The cause in fact component of proximate cause sometimes is referred to as "but
for" causation. See Marathon Corp. v. Pitzner, 106 S.W.3d 724 (Tex. 2003) (per curiam).
Missing entirely from this record is evidence that Rocker A's rig would not have fallen "but
for" an act or omission of Shenandoah or Mason Brothers. Essex's second and fourth
issues are overruled. The trial court's judgment is affirmed.
James T. Campbell
1. Commonly called a "deadman."
2. Essex cited and quoted American Petroleum Institute Recommended Practice 4G,
Recommended Practice for Maintenance and Use of Drill and Well Servicing Structures
(First Edition, January 1, 1992, and Second Edition, October, 1998).
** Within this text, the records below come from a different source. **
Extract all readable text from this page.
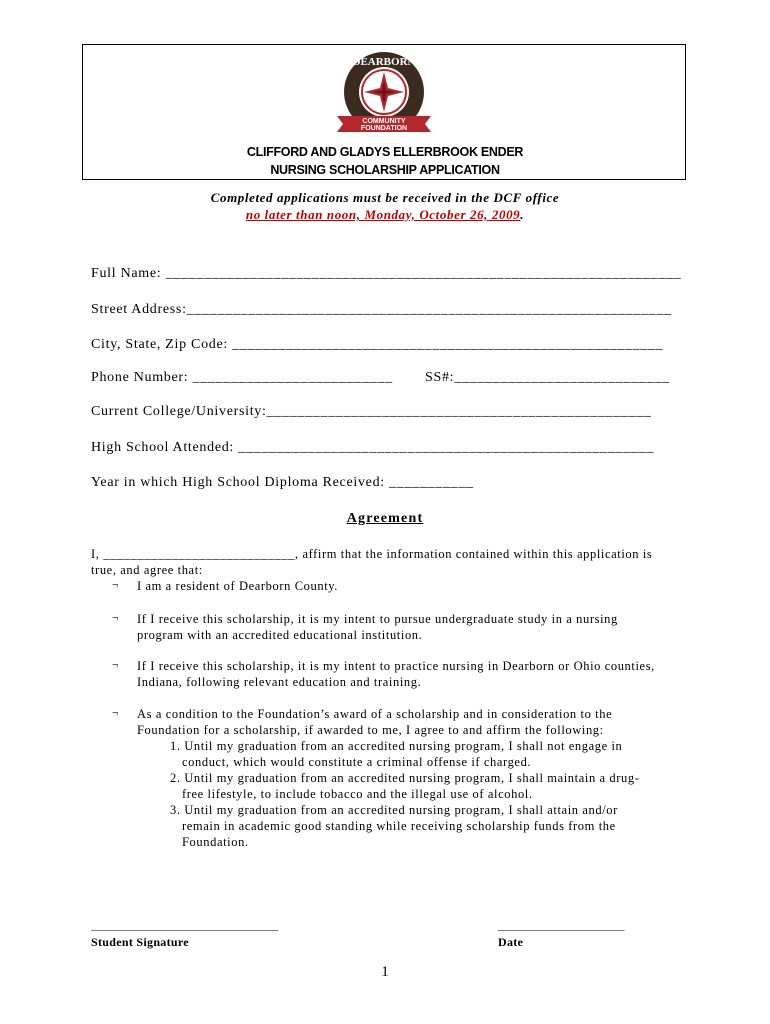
DEARBORN
COMMUNITY
FOUNDATION
CLIFFORD AND GLADYS ELLERBROOK ENDER
NURSING SCHOLARSHIP APPLICATION
Completed applications must be received in the DCF office
no later than noon, Monday, October 26, 2009.
Full Name: ___________________________________________________________________
Street Address:_______________________________________________________________
City, State, Zip Code: ________________________________________________________
Phone Number: __________________________ SS#:____________________________
Current College/University:__________________________________________________
High School Attended: ______________________________________________________
Year in which High School Diploma Received: ___________
Agreement
I, ____________________________, affirm that the information contained within this application is
true, and agree that:
¬ I am a resident of Dearborn County.
¬ If I receive this scholarship, it is my intent to pursue undergraduate study in a nursing
program with an accredited educational institution.
¬ If I receive this scholarship, it is my intent to practice nursing in Dearborn or Ohio counties,
Indiana, following relevant education and training.
¬ As a condition to the Foundation’s award of a scholarship and in consideration to the
Foundation for a scholarship, if awarded to me, I agree to and affirm the following:
1. Until my graduation from an accredited nursing program, I shall not engage in
conduct, which would constitute a criminal offense if charged.
2. Until my graduation from an accredited nursing program, I shall maintain a drug-
free lifestyle, to include tobacco and the illegal use of alcohol.
3. Until my graduation from an accredited nursing program, I shall attain and/or
remain in academic good standing while receiving scholarship funds from the
Foundation.
__________________________________
Student Signature
_______________________
Date
1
3. See Bland Ind. Sch. Dist. v. Blue, 34 S.W.3d 547, 554 (Tex. 2000) (court "must not
act" without determining it has subject matter jurisdiction); Vega v. Davila, 31 S.W.3d 376,
378 (Tex.App.-Corpus Christi 2000, no pet.).
4. Indeed, the evidence is only circumstantial that the wind caused the rig's fall. No
one questions that fact, though, and the presence of storms in the area and ground wet
from rain the next morning provide additional circumstantial evidence.